A history of speed — Venturi was founded in 1984 and found moderate success building a GT it showed of at the Paris Motor Show. It dabbled in Formula 1 and Le Mans, but couldn't find financial stability, eventually declaring bankruptcy. Billionaire Gildo Pastor resurrected the brand in 2001 and moved its headquarters to his hometown, the Principality of Monaco.
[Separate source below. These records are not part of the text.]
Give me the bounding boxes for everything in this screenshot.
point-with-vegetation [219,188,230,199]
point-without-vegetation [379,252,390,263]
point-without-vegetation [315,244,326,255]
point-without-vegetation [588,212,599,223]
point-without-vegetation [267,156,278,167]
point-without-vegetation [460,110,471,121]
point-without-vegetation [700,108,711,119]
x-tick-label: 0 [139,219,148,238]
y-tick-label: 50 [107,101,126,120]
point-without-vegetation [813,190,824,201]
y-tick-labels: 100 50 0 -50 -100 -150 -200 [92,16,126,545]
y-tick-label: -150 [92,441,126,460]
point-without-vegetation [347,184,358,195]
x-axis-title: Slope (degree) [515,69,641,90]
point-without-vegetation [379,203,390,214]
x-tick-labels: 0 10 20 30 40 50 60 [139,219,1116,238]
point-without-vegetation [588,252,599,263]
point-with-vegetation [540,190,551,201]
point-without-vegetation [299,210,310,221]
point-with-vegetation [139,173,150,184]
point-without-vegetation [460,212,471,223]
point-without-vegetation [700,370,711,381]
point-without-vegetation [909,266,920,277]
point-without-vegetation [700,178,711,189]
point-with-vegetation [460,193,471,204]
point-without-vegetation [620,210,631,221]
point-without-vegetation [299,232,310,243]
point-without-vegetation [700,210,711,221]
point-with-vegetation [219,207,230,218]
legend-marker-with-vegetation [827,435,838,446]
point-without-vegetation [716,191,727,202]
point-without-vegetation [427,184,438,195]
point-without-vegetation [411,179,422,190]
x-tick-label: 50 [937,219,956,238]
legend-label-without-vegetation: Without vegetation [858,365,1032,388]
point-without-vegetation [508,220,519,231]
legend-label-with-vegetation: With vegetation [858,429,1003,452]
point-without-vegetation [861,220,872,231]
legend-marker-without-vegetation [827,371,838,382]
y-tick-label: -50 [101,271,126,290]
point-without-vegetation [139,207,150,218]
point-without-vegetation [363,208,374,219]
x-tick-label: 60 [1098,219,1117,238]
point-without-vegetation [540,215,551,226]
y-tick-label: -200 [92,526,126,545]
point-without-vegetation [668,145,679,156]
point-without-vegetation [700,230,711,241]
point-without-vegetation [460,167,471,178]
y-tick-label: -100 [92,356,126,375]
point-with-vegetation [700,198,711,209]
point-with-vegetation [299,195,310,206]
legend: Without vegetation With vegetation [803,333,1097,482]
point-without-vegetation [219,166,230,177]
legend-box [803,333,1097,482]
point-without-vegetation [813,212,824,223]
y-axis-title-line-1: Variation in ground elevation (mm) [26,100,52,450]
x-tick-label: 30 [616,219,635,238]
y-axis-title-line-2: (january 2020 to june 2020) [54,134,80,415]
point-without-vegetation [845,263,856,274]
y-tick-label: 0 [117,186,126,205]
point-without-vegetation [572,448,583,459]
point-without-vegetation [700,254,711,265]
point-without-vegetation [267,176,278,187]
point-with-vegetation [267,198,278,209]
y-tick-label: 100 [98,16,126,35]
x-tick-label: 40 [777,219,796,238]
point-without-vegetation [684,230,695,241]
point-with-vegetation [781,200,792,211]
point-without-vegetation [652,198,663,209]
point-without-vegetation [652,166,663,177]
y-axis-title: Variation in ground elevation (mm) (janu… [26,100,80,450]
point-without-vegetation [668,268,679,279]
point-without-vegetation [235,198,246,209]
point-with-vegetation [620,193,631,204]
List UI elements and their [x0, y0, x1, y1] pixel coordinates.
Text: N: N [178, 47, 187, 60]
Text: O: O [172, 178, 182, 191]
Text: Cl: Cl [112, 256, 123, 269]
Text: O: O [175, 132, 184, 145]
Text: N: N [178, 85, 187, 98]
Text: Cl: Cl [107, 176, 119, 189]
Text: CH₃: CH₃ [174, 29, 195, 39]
Since its relaunch nearly two decades ago, the company has unveiled various high-speed vehicles, including the Venturi Buckeye Bullet (or VBB-3), which set a land-speed record in 2016 of 549 kmh (341 mph) that still stands. The company has also been involved with Formula E since its inception, which is where the partnership with Rokit was first established.
After the virus — Though the ongoing coronavirus pandemic has delayed proceedings, it hasn't canceled them, just moved them out until next summer. Given the Wattman only had its first track run on March 12, the extra time might actually prove useful for testing. Most of the remaining testing concerns the motorcycle's software, according to Voxan, and will see the team ramp up testing through various speed increments to check thermal stability and other finer details essential to a machine designed to go faster than anything else like it... with someone on top of it, no less.
Designer Sacha Lakic's work, however, is done. Voxan says the motorcycle's distinctive appearance was "dictated partly by the technology, and partly by the level of performance targeted." Next July seems eons away, but when it rolls around we'll be ready to cast an eye to Bolivia to watch Biaggi do something his mother must be very displeased about.